Monday 5 September 2011

Dignified work

Today is Labor Day in the US (note US spelling) which celebrates the contribution of workers socially and economically and "the strength and esprit de corps of the trade and labor organisations" - (US Department of Labor).

And how about across the waters in the UK?  How are we celebrating our workers? 

After 3 years of trying to recruit for her textile factory Deborah Meadon highlighted the image problem around manual work -"It is about people not being interested in manual work.  At 16 or 17 people are still thinking about what is cool..." Certainly the vocational training option in schools has attracted a second tier image over the Aladdin's cave of academic subjects leading to university, even though the latter no longer guarantees employment.  In 2009 the Crafts Council audit revealed a severe skills shortage in the UK.

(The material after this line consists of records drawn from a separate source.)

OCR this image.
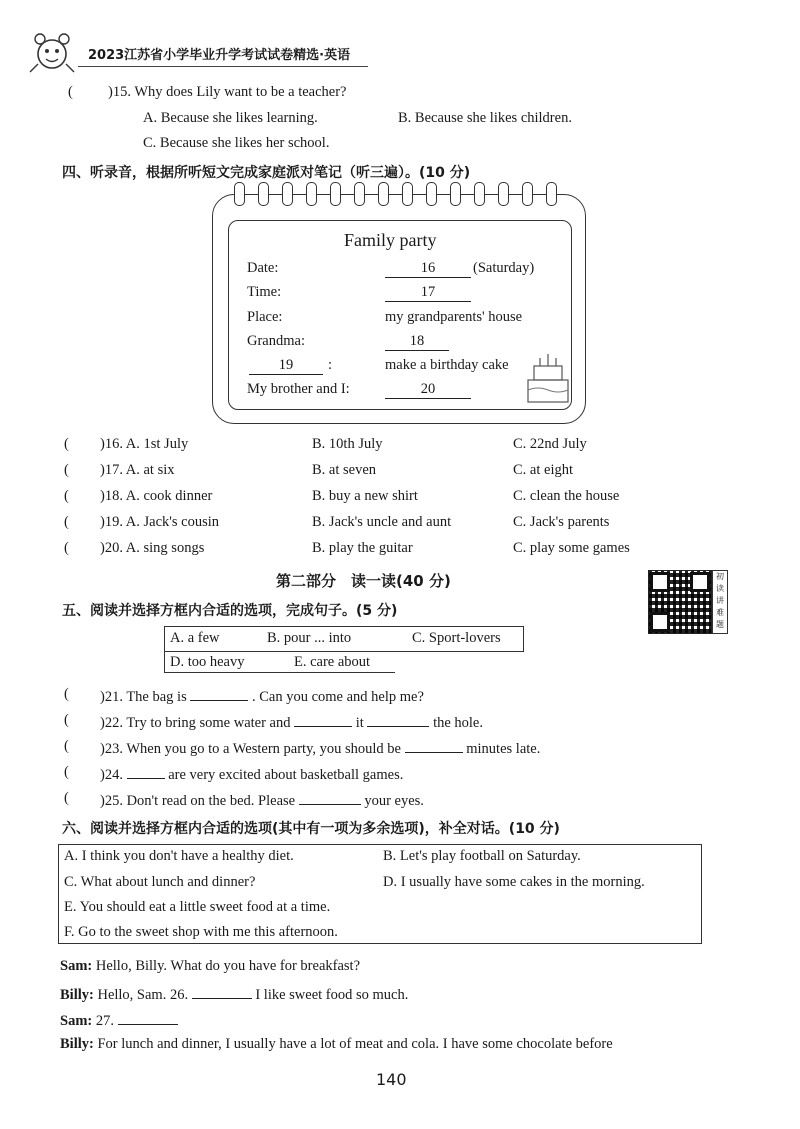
2023江苏省小学毕业升学考试试卷精选·英语
( )15. Why does Lily want to be a teacher?
A. Because she likes learning.	B. Because she likes children.
C. Because she likes her school.
四、听录音，根据所听短文完成家庭派对笔记（听三遍）。(10 分)
Family party
Date:	16	(Saturday)
Time:	17
Place:	my grandparents' house
Grandma:	18
19	:	make a birthday cake
My brother and I:	20
( )16. A. 1st July	B. 10th July	C. 22nd July
( )17. A. at six	B. at seven	C. at eight
( )18. A. cook dinner	B. buy a new shirt	C. clean the house
( )19. A. Jack's cousin	B. Jack's uncle and aunt	C. Jack's parents
( )20. A. sing songs	B. play the guitar	C. play some games
第二部分　读一读(40 分)	初读讲难题
五、阅读并选择方框内合适的选项，完成句子。(5 分)
A. a few	B. pour ... into	C. Sport-lovers
D. too heavy	E. care about
( )21. The bag is	. Can you come and help me?
( )22. Try to bring some water and	it	the hole.
( )23. When you go to a Western party, you should be	minutes late.
( )24.	are very excited about basketball games.
( )25. Don't read on the bed. Please	your eyes.
六、阅读并选择方框内合适的选项(其中有一项为多余选项)，补全对话。(10 分)
A. I think you don't have a healthy diet.	B. Let's play football on Saturday.
C. What about lunch and dinner?	D. I usually have some cakes in the morning.
E. You should eat a little sweet food at a time.
F. Go to the sweet shop with me this afternoon.
Sam: Hello, Billy. What do you have for breakfast?
Billy: Hello, Sam. 26.	I like sweet food so much.
Sam: 27.
Billy: For lunch and dinner, I usually have a lot of meat and cola. I have some chocolate before
140
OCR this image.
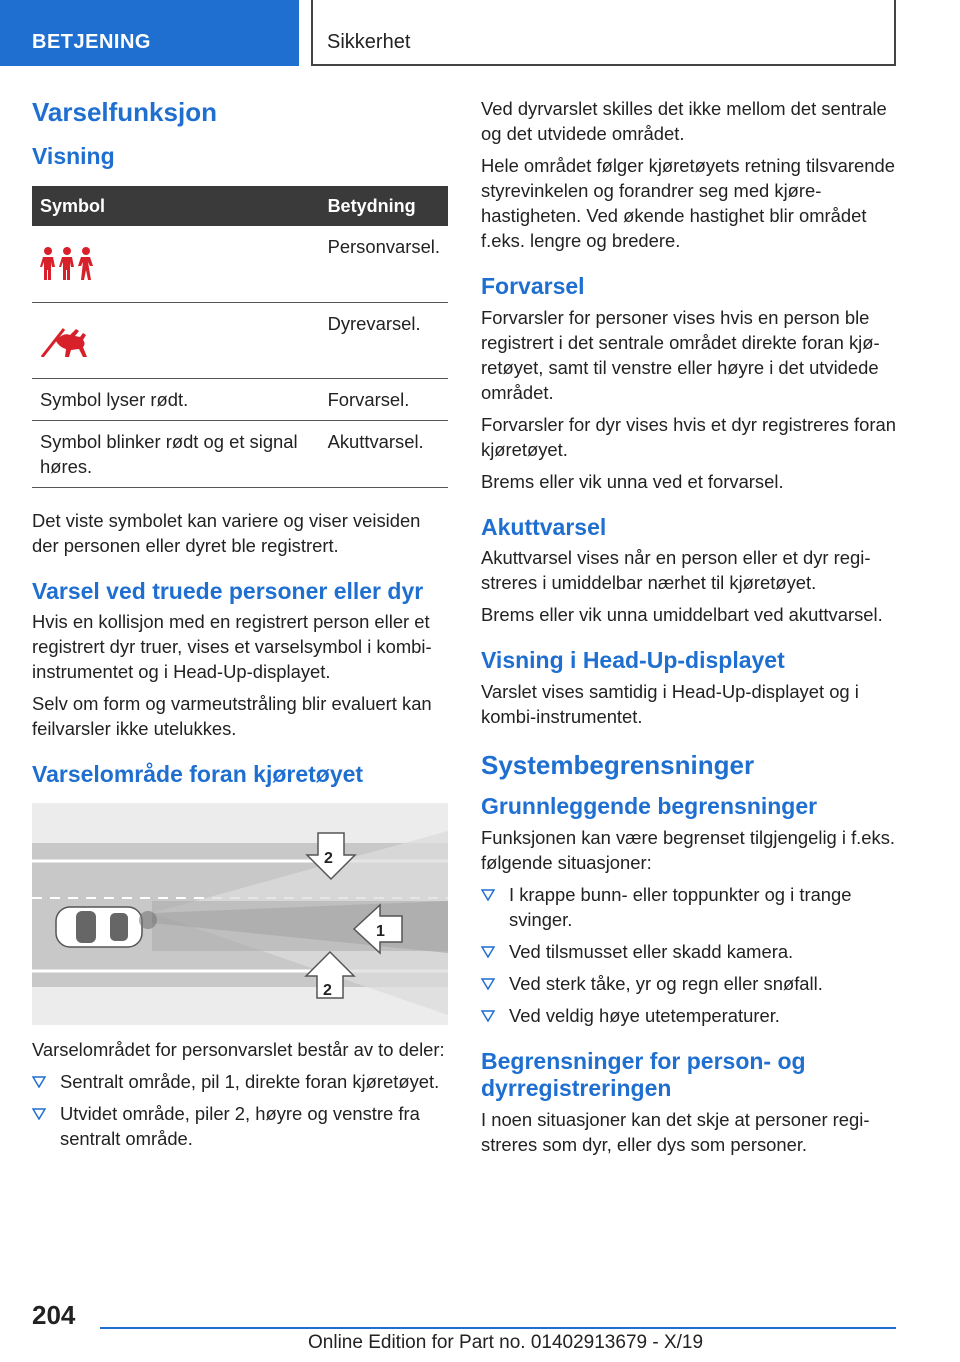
BETJENING	Sikkerhet
Varselfunksjon
Visning
Symbol	Betydning

	Personvarsel.

	Dyrevarsel.
Symbol lyser rødt.	Forvarsel.
Symbol blinker rødt og et signal høres.	Akuttvarsel.

Det viste symbolet kan variere og viser veisiden der personen eller dyret ble registrert.

Varsel ved truede personer eller dyr

Hvis en kollisjon med en registrert person eller et registrert dyr truer, vises et varselsymbol i kombiinstrumentet og i Head-Up-displayet.

Selv om form og varmeutstråling blir evaluert kan feilvarsler ikke utelukkes.

Varselområde foran kjøretøyet
1
2
2

Varselområdet for personvarslet består av to deler:

Sentralt område, pil 1, direkte foran kjøretøyet.
Utvidet område, piler 2, høyre og venstre fra sentralt område.

Ved dyrvarslet skilles det ikke mellom det sentrale og det utvidede området.

Hele området følger kjøretøyets retning tilsvarende styrevinkelen og forandrer seg med kjørehastigheten. Ved økende hastighet blir området f.eks. lengre og bredere.

Forvarsel

Forvarsler for personer vises hvis en person ble registrert i det sentrale området direkte foran kjøretøyet, samt til venstre eller høyre i det utvidede området.

Forvarsler for dyr vises hvis et dyr registreres foran kjøretøyet.

Brems eller vik unna ved et forvarsel.

Akuttvarsel

Akuttvarsel vises når en person eller et dyr registreres i umiddelbar nærhet til kjøretøyet.

Brems eller vik unna umiddelbart ved akuttvarsel.

Visning i Head-Up-displayet

Varslet vises samtidig i Head-Up-displayet og i kombi-instrumentet.

Systembegrensninger
Grunnleggende begrensninger

Funksjonen kan være begrenset tilgjengelig i f.eks. følgende situasjoner:

I krappe bunn- eller toppunkter og i trange svinger.
Ved tilsmusset eller skadd kamera.
Ved sterk tåke, yr og regn eller snøfall.
Ved veldig høye utetemperaturer.
Begrensninger for person- og dyrregistreringen

I noen situasjoner kan det skje at personer registreres som dyr, eller dys som personer.

204
Online Edition for Part no. 01402913679 - X/19
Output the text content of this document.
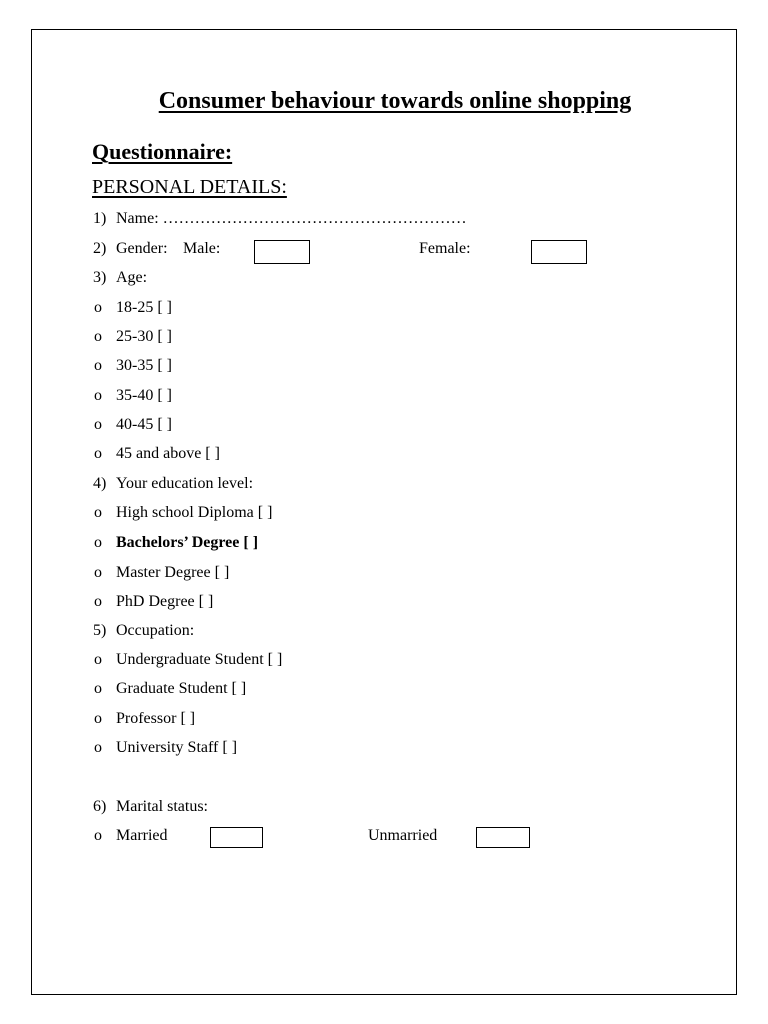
Consumer behaviour towards online shopping
Questionnaire:
PERSONAL DETAILS:
1) Name: …………………………………………………
2) Gender: Male:	Female:
3) Age:
o 18-25 [ ]
o 25-30 [ ]
o 30-35 [ ]
o 35-40 [ ]
o 40-45 [ ]
o 45 and above [ ]
4) Your education level:
o High school Diploma [ ]
o Bachelors’ Degree [ ]
o Master Degree [ ]
o PhD Degree [ ]
5) Occupation:
o Undergraduate Student [ ]
o Graduate Student [ ]
o Professor [ ]
o University Staff [ ]
6) Marital status:
o Married	Unmarried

The value we give to vocational learning, 'blue collar' work, skilled craftmanship and manual labour, dictates how we perceive the virtue of ability and skills and informs our relationship with the material world. We've become so used to the convenience and immediate accessibility of everything we need or want, we've forgotton how to 'do' for ourselves.we've become passive and dependent. 


Maybe if we put more value on the vocational and manual tasks necessary to our lives, we might not find it so difficult to recruit for essential jobs, young people would have the ability to make real choices about their careers developing their own true potential rather than pursuing a course dicated by the 'shoulds' of others, and we might have a better appreciation and respect of the material assets we so constantly strive to accumulate.

Holby city star Jeremy Edwards hit the headlines when helping a friend in his landscape gardening business - "I really don't see the shame in manaual labour".  What a shame he had to say that.